Amplement mérité…
Victorieux de l’ESS au bout d’un match fou, le SN acquiert un titre qui reflète sa constance et les fondamentaux d’un club qui a appris à gagner
On savait qu’entre le SN et l’ESS, il n’y avait pas une différence ou une supériorité de l’un par rapport à l’autre. ESS et SN ont appris à dominer les autres clubs, résignés et occupés par leurs problèmes sportifs et financiers. Le SN est champion de Tunisie 2010, c’est tout à son honneur.

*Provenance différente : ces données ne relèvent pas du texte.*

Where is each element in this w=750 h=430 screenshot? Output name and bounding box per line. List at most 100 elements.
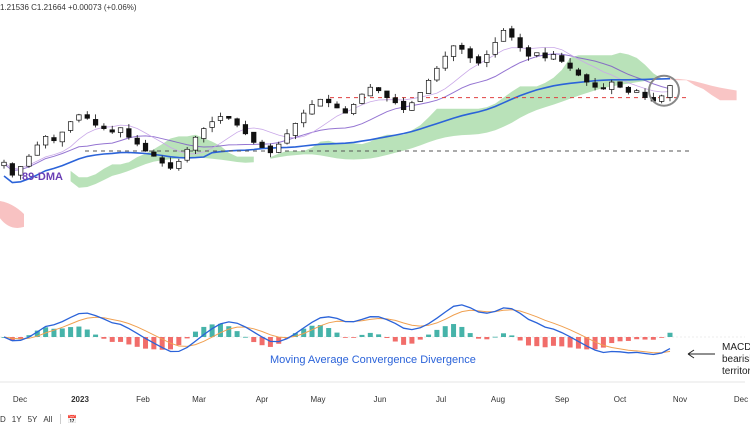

Ça prouve que c’était la meilleure équipe du championnat mais ça veut dire aussi que l’ESS s’est bien distinguée et qu’elle doit se féliciter d’un parcours honorable. Perdre sur un écart de 4 points dans le match d’appui ne veut pas dire que la saison a été ratée.
Si l’on revoit les duels SN-ESS de cette saison, on verra bien que l’équilibre a été dominant. Les Nabeuliens ont, cependant, eu le mérite d’accélérer vers la fin et d’être meilleurs. Il suffit de se rappeler du deuxième match de la finale à Nabeul et du match d’hier pour s’en assurer.
Les 18 points d’écart réalisés à Nabeul ont redonné le moral au SN après la première défaite. Avant-hier, le match a basculé du camp étoilé au camp nabeulien dans les dernières 6’ du match. Les prouesses de Salah Mejri n’ont pas été suffisantes pour conforter l’avance de l’ESS, les Nabeuliens ont pu se reprendre au moment opportun. A la clef, une défense regroupée et agressive pour empêcher les relais pour Mejri et Ben Romdhane. On a vu que Toumi et Jamar (la plus grosse déception du côté de l’ESS) mais aussi Ben Romdhane obligés de jouer en périphérie, avant de chercher désespérément un panier à trois points. Les interceptions de Sergueï et de H’didane ont permis au SN de rattraper le retard et de mener au score. Le reste, c’est une application dans les lancers francs et c’est un Béchir Moïne, véritable carte surprise de Monem Oune. Moïne a pu gagner deux rebonds et inscrire les paniers de la consécration.
Stabilité
Le modèle nabeulien est une référence en basket. La promotion en senior, en 1998, de Rezig, Ben Abdallah, Sioua, M’Barek et Maâlaoui, a permis de changer de vocation. Depuis, le SN a compté sur son cru. Le tout dans un contexte de continuité entre les saisons. Le SN fonctionne depuis 5 saisons au moins comme une machine qui a les mêmes repères et qui a le même mode de fonctionnement. La stabilité des choix — malgré un intermède d’Alain Gay contesté — et les automatismes défensifs et offensifs développés au fil des saisons ont permis au SN d’avoir quelque chose de plus par rapport aux autres clubs.
Les joueurs les plus en vue cette saison? Difficile de parler d’un ou de deux joueurs. Le SN est une équipe qui gagne en tant qu’équipe complémentaire et qui compte sur ses ailiers et leur mobilité, ainsi que sur des cadres décisifs dans les moments clefs tels que Mohamed H’didane et Nizar Kenioua. L’apport de Sergueï, Dgedge et de Béchir Moïne dans le jeu intérieur a été sans doute précieux. On n’oubliera pas également Anis H’didane, Béchir H’didane, Aymen Trabelsi et Naïm Mebarek. Ces joueurs ont été bien encadrés par un Monem Oune qui a su donner plus de réalisme à l’équipe et qui a bien géré ses atouts. Les dirigeants du SN, qui font la rotation entre les postes depuis des années, ont su conférer à l’équipe les moyens nécessaires pour briller. SN-ESS a débouché sur un beau champion et un superbe dauphin. Que les autres clubs se réveillent!